North Korean former diplomat Thae Yong Ho said Thursday that the closure of several overseas embassies is a sign that Pyongyang is strengthening ties with China and Russia. Photo by Thomas Maresca/UPI

SEOUL, Nov. 2 (UPI) — North Korea is increasingly tying its economic and political future to Moscow and Beijing, a high-profile defector said Thursday, amid a spate of embassy closures that may have been sparked by tightened international sanctions against Pyongyang.

North Korea has recently closed embassies in Spain, Angola and Uganda, while a report in Japanese media claims that the isolated regime plans to shutter a dozen more.


“This is the first mass closure of embassies since the 1990s,” Thae Yong Ho, who served as the North Korean deputy ambassador to Britain before defecting in 2016, said at a press briefing on Thursday in Seoul. He was elected to South Korea’s parliament as a member of the ruling conservative People Power Party in 2020.

North Korea has long used its overseas embassies as fronts for commercial activities and illicit trade, according to the U.N. Security Council.

However, sanctions imposed by the United Nations and individual countries including the United States and South Korea over the North’s banned weapons programs are making it harder for the diplomatic missions to make money, Thae said.

“Embassies in countries like Uganda and Angola were financially benefiting North Korea and escaping U.N. sanctions,” Thae said. “But with sanctions getting tighter, they are finding it difficult to get a financial return to North Korea.”

Instead, Pyongyang is turning its focus toward Moscow and Beijing, the lawmaker said.

“Before, it was more of a non-aligned diplomacy that North Korea was executing, but now it is moving to a China- and Russia-centered diplomacy,” Thae said.

Beijing has long been Pyongyang’s main ally and economic partner, and trade activity has picked up since North Korea began reopening its borders in August after a strict COVID-19 pandemic lockdown.

The North’s ties with Moscow, meanwhile, have ramped up dramatically in recent months, with a rare overseas trip by Kim Jong Un to Russia and a follow-up visit by Russian Foreign Minister Sergei Lavrov to Pyongyang.

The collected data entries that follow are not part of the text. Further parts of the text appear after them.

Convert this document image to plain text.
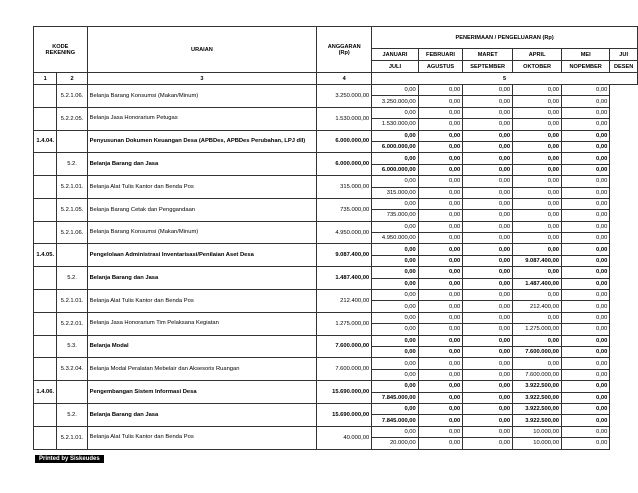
KODE
REKENING		URAIAN	ANGGARAN
(Rp)	PENERIMAAN / PENGELUARAN (Rp)					
				JANUARI	FEBRUARI	MARET	APRIL	MEI	JUI
				JULI	AGUSTUS	SEPTEMBER	OKTOBER	NOPEMBER	DESEN
1	2	3	4	5					
	5.2.1.06.	Belanja Barang Konsumsi (Makan/Minum)	3.250.000,00	0,00	0,00	0,00	0,00	0,00	
				3.250.000,00	0,00	0,00	0,00	0,00	
	5.2.2.05.	Belanja Jasa Honorarium Petugas	1.530.000,00	0,00	0,00	0,00	0,00	0,00	
				1.530.000,00	0,00	0,00	0,00	0,00	
1.4.04.		Penyusunan Dokumen Keuangan Desa (APBDes, APBDes Perubahan, LPJ dll)	6.000.000,00	0,00	0,00	0,00	0,00	0,00	
				6.000.000,00	0,00	0,00	0,00	0,00	
	5.2.	Belanja Barang dan Jasa	6.000.000,00	0,00	0,00	0,00	0,00	0,00	
				6.000.000,00	0,00	0,00	0,00	0,00	
	5.2.1.01.	Belanja Alat Tulis Kantor dan Benda Pos	315.000,00	0,00	0,00	0,00	0,00	0,00	
				315.000,00	0,00	0,00	0,00	0,00	
	5.2.1.05.	Belanja Barang Cetak dan Penggandaan	735.000,00	0,00	0,00	0,00	0,00	0,00	
				735.000,00	0,00	0,00	0,00	0,00	
	5.2.1.06.	Belanja Barang Konsumsi (Makan/Minum)	4.950.000,00	0,00	0,00	0,00	0,00	0,00	
				4.950.000,00	0,00	0,00	0,00	0,00	
1.4.05.		Pengelolaan Administrasi Inventarisasi/Penilaian Aset Desa	9.087.400,00	0,00	0,00	0,00	0,00	0,00	
				0,00	0,00	0,00	9.087.400,00	0,00	
	5.2.	Belanja Barang dan Jasa	1.487.400,00	0,00	0,00	0,00	0,00	0,00	
				0,00	0,00	0,00	1.487.400,00	0,00	
	5.2.1.01.	Belanja Alat Tulis Kantor dan Benda Pos	212.400,00	0,00	0,00	0,00	0,00	0,00	
				0,00	0,00	0,00	212.400,00	0,00	
	5.2.2.01.	Belanja Jasa Honorarium Tim Pelaksana Kegiatan	1.275.000,00	0,00	0,00	0,00	0,00	0,00	
				0,00	0,00	0,00	1.275.000,00	0,00	
	5.3.	Belanja Modal	7.600.000,00	0,00	0,00	0,00	0,00	0,00	
				0,00	0,00	0,00	7.600.000,00	0,00	
	5.3.2.04.	Belanja Modal Peralatan Mebelair dan Aksesoris Ruangan	7.600.000,00	0,00	0,00	0,00	0,00	0,00	
				0,00	0,00	0,00	7.600.000,00	0,00	
1.4.06.		Pengembangan Sistem Informasi Desa	15.690.000,00	0,00	0,00	0,00	3.922.500,00	0,00	
				7.845.000,00	0,00	0,00	3.922.500,00	0,00	
	5.2.	Belanja Barang dan Jasa	15.690.000,00	0,00	0,00	0,00	3.922.500,00	0,00	
				7.845.000,00	0,00	0,00	3.922.500,00	0,00	
	5.2.1.01.	Belanja Alat Tulis Kantor dan Benda Pos	40.000,00	0,00	0,00	0,00	10.000,00	0,00	
				20.000,00	0,00	0,00	10.000,00	0,00	
Printed by Siskeudes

Reports have indicated that an arms deal is a key part of the renewed diplomatic engagement, with Pyongyang supplying weapons to Moscow to replenish a dwindling artillery stockpile as its war in the Ukraine grinds on.

The White House said last month that North Korea had already delivered more than 1,000 containers of military equipment and munitions to Russia.

South Korea’s Joint Chiefs of Staff told local reporters Thursday that they estimate shipments have already doubled to 2,000 containers, likely filled with supplies of 122mm and 152mm artillery shells.

An unnamed JCS official added that the North may have also provided Russia with short-range ballistic missiles and anti-aircraft missiles, according to news agency Yonhap.

North Korea is reportedly seeking advanced technology for its space and missile programs in return. It has announced plans for a third attempt at placing a military spy satellite into orbit after a pair of failed launches this year.

The geopolitical realignment sparked by the Ukraine war has brought Russia and China closer together and is offering Pyongyang an opportunity to move away from its reliance on far-flung diplomatic missions to evade sanctions, Thae said.

“Because of the [Ukraine] war and their military cooperation with these two countries, North Korea is thinking they are able to survive [without the closed embassies],” Thae said. “Therefore, their strategic movement is to pivot toward Russia and China.”